Babe Didrickson Zaharias
At the 1932 Olympic trials, the 20 year old Mildred Ella “Babe” Didrickson announced “I came here to beat everybody in sight and that’s just what I’m going to do.” She kept her word, winning six gold medals and breaking four world records, single handedly defeating the second-place Illinois Athletic Club, which had twenty-two members. At 21, she went on to win two golds and a silver in track and field at the Berlin Olympics.
A braggart and unabashed self promoter, Didrickson thrived on fame, money and winning trophies. In a day when women were supposed to be self-effacing stay-at-homes devoted to their husbands and children, this 5”5” 140 pounder was game to attempt any sport. She proved successful at everything she tried, proclaimed herself to be “the greatest” long before Ali, and became the first woman athlete to be known by one name, “Babe.” 
Brash and always outspoken, she loved the media and the media loved her. Babe was always good for a story or photo.
A sports writer reportedly asked her “I’m told you also swim, shoot, ride, row, box, and play tennis, golf, basketball, football, polo and billiards. Is there anything at all you don’t play?” “Yeah,” she allegedly replied, “dolls.”
The 1930’s, 40’s and 50’s weren’t the best decades to respond with such an unfeminine answer. Especially if you were a not particularly attractive androgynous-dressing makeup-less woman jock. Questions began to surface about her sexuality (or lack of it) in a day when being lesbian was a lot less acceptable than today. She was hurt deeply when one journalist wrote that despite her exploits she “cannot compete with other girls in the very ancient and honored sport of man trapping.” Babe was grateful for the assessment of Associated Press who responded by calling her a “normal, healthy, boyish looking girl.”

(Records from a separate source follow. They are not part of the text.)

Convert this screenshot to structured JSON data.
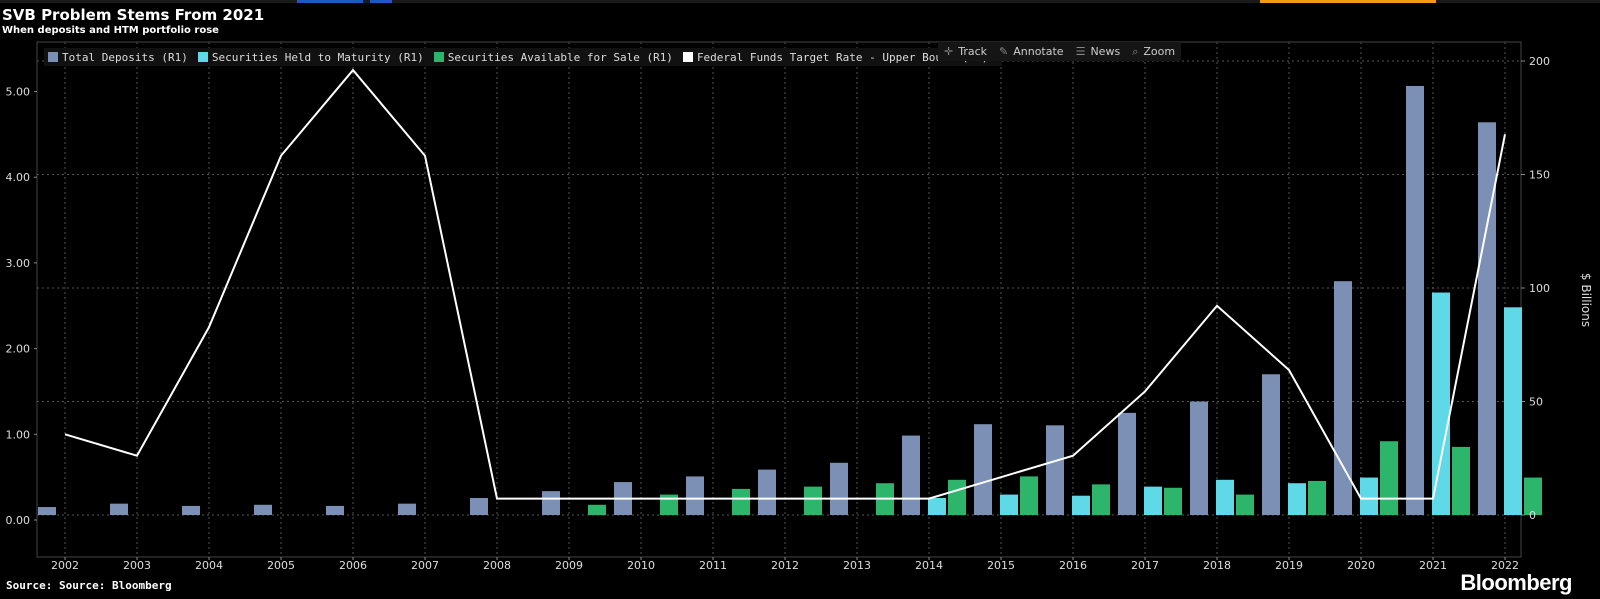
{
  "header": {
    "title": "SVB Problem Stems From 2021",
    "subtitle": "When deposits and HTM portfolio rose"
  },
  "legend": {
    "items": [
      {
        "label": "Total Deposits (R1)",
        "color": "#7b90b4"
      },
      {
        "label": "Securities Held to Maturity (R1)",
        "color": "#5fd9e8"
      },
      {
        "label": "Securities Available for Sale (R1)",
        "color": "#2db56b"
      },
      {
        "label": "Federal Funds Target Rate - Upper Bound (L1)",
        "color": "#ffffff"
      }
    ]
  },
  "toolbar": {
    "track_label": "Track",
    "annotate_label": "Annotate",
    "news_label": "News",
    "zoom_label": "Zoom",
    "track_icon": "crosshair-icon",
    "annotate_icon": "pencil-icon",
    "news_icon": "news-icon",
    "zoom_icon": "magnifier-icon"
  },
  "footer": {
    "source": "Source: Source: Bloomberg",
    "brand": "Bloomberg"
  },
  "chart_data": {
    "type": "bar",
    "categories": [
      "2002",
      "2003",
      "2004",
      "2005",
      "2006",
      "2007",
      "2008",
      "2009",
      "2010",
      "2011",
      "2012",
      "2013",
      "2014",
      "2015",
      "2016",
      "2017",
      "2018",
      "2019",
      "2020",
      "2021",
      "2022"
    ],
    "series": [
      {
        "name": "Total Deposits (R1)",
        "axis": "right",
        "type": "bar",
        "color": "#7b90b4",
        "values": [
          3.5,
          5,
          4,
          4.5,
          4,
          5,
          7.5,
          10.5,
          14.5,
          17,
          20,
          23,
          35,
          40,
          39.5,
          45,
          50,
          62,
          103,
          189,
          173
        ]
      },
      {
        "name": "Securities Held to Maturity (R1)",
        "axis": "right",
        "type": "bar",
        "color": "#5fd9e8",
        "values": [
          null,
          null,
          null,
          null,
          null,
          null,
          null,
          null,
          null,
          null,
          null,
          null,
          7.5,
          9,
          8.5,
          12.5,
          15.5,
          14,
          16.5,
          98,
          91.5
        ]
      },
      {
        "name": "Securities Available for Sale (R1)",
        "axis": "right",
        "type": "bar",
        "color": "#2db56b",
        "values": [
          null,
          null,
          null,
          null,
          null,
          null,
          null,
          4.5,
          9,
          11.5,
          12.5,
          14,
          15.5,
          17,
          13.5,
          12,
          9,
          15,
          32.5,
          30,
          16.5
        ]
      },
      {
        "name": "Federal Funds Target Rate - Upper Bound (L1)",
        "axis": "left",
        "type": "line",
        "color": "#ffffff",
        "values": [
          1.0,
          0.75,
          2.25,
          4.25,
          5.25,
          4.25,
          0.25,
          0.25,
          0.25,
          0.25,
          0.25,
          0.25,
          0.25,
          0.5,
          0.75,
          1.5,
          2.5,
          1.75,
          0.25,
          0.25,
          4.5
        ]
      }
    ],
    "y_left": {
      "ylim": [
        -0.25,
        5.5
      ],
      "ticks": [
        "0.00",
        "1.00",
        "2.00",
        "3.00",
        "4.00",
        "5.00"
      ],
      "tick_values": [
        0,
        1,
        2,
        3,
        4,
        5
      ]
    },
    "y_right": {
      "ylabel": "$ Billions",
      "ylim": [
        -20,
        210
      ],
      "ticks": [
        "0",
        "50",
        "100",
        "150",
        "200"
      ],
      "tick_values": [
        0,
        50,
        100,
        150,
        200
      ]
    },
    "grid": true,
    "legend_position": "top-left"
  }
}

Didrickson thereafter specifically asked writers to refer to her as “boyish” rather than masculine, and in the late 1930’s began, with the help of a friend, a campaign to feminize her image. Although she kept her hair short for practical reasons, she began wearing dresses (even a girdle), hats, nail polish, lipstick and other makeup, and regularly began wearing pearls. She also married, choosing wealthy multi-year world champion wrestler George Zaharias who quit has career and became her manager.
Her last move to feminize her image involved sports. She loved the fame and attention too much to give up athletic competition, but bowed to the popular conception that “real women” should only be involved in four sports: swimming, tennis, ice-skating or golf. Mrs. Zaharias chose golf. With a vengeance. A power-driver she revolutionized the way women’s golf was played and in 1948 brought money into the game by founding the LPGA. She went on to win 82 tournaments, at one point 14 in a row (some reports say 13; always exaggerating she claimed 17). An early proponent of the psychological advantage of trash-talking, she did not endear herself to other golfers by frequently entering the locker room and loudly announcing they would be “playing to see who’ll come in second?” Fans loved her.
A medal-winner and sports champion, Babe deserves a great deal of credit for opening professional golf to women, and inspiring a generation of women to break traditional roles. Babe Didrickson Zaharias died young, at age 45, of colon cancer.